Like the coot and the swamphen, the Dusky Moorhen (Gallinula tenebrosa) is a common bird found on water, in the reeds or browsing on grass around the edge of water. These are the Gallinules, which is Latin for ‘little hen”. They all are black with various other shades of blue or brown and have a showy frontal-shield and beak of bright colours – the coot has white, the Purple Swamphen and Dusky Moorhen both have bright red . Because the latter two are both red-beaked it is easy to confuse them. The Purple Swamphen (Porphyria melanotus) is a bigger bird with a definite blue wash on the neck and breast. It is bolder, and the head is quite a different, more bulky shape. The smaller, more timid moorhen has a yellow tip on the red beak. Here’s a comparison in photos:

Another curious character trait of Dusky Moorhens is the way they flash white patches on their tail as they walk or swim.

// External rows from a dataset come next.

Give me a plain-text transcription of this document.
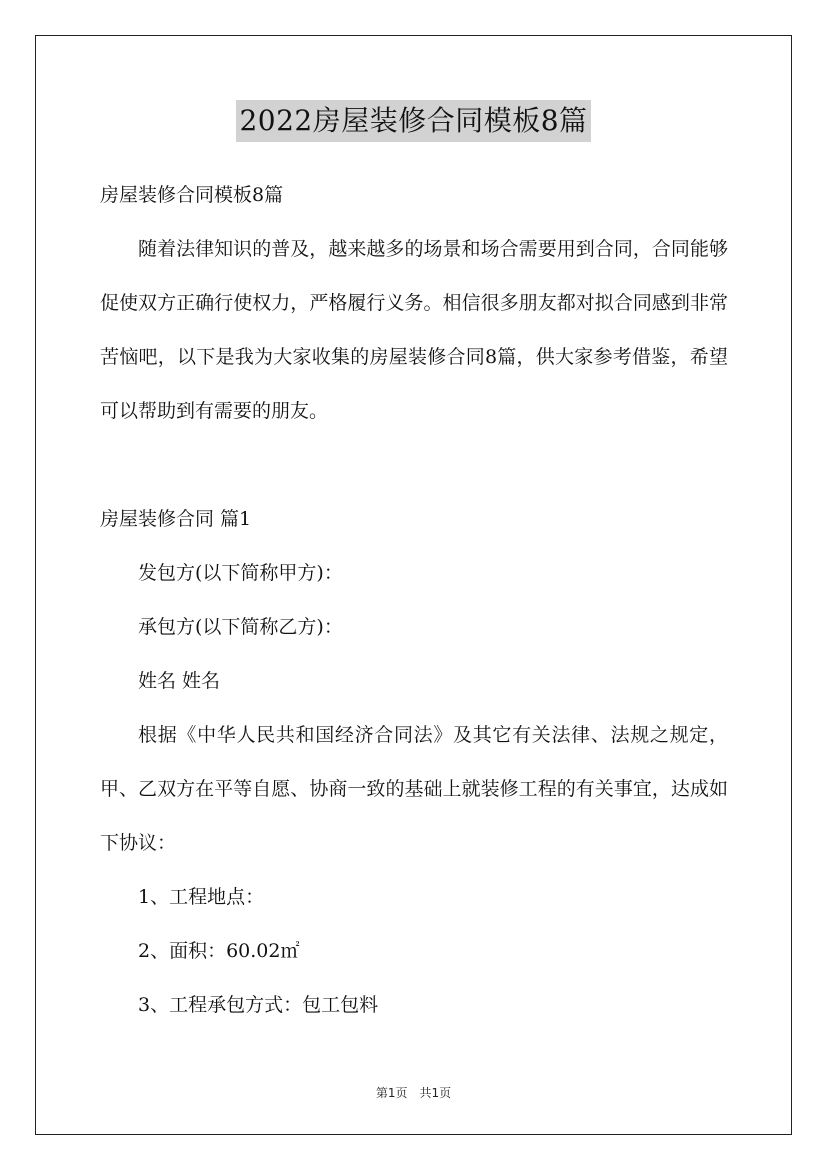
2022房屋装修合同模板8篇
房屋装修合同模板8篇

随着法律知识的普及，越来越多的场景和场合需要用到合同，合同能够促使双方正确行使权力，严格履行义务。相信很多朋友都对拟合同感到非常苦恼吧，以下是我为大家收集的房屋装修合同8篇，供大家参考借鉴，希望可以帮助到有需要的朋友。

房屋装修合同 篇1
发包方(以下简称甲方)：
承包方(以下简称乙方)：
姓名 姓名

根据《中华人民共和国经济合同法》及其它有关法律、法规之规定，甲、乙双方在平等自愿、协商一致的基础上就装修工程的有关事宜，达成如下协议：

1、工程地点：
2、面积：60.02㎡
3、工程承包方式：包工包料
第1页　共1页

Swamphens have a single white patch and they don’t flash it like moorhens do.

In the latter photo showing a swamphen and moorhen together, I point out that the swamphen is bigger; the moorhen is running away as I approach while the swamphen is boldly unconcerned, and one can make out the blue is more prominent on the swamphen.

A few years ago, when volunteers had constructed a nice pile of sticks in the lagoon at Yea Wetlands, a pair of moorhens built a nest right on top. The big floods have washed the sticks away now but when the lagoon is dry, rebuilding it for habitat would be a good idea.

So that’s cleared that up, then? Little hens with red beaks are not all the same. And I hope you can tell the difference.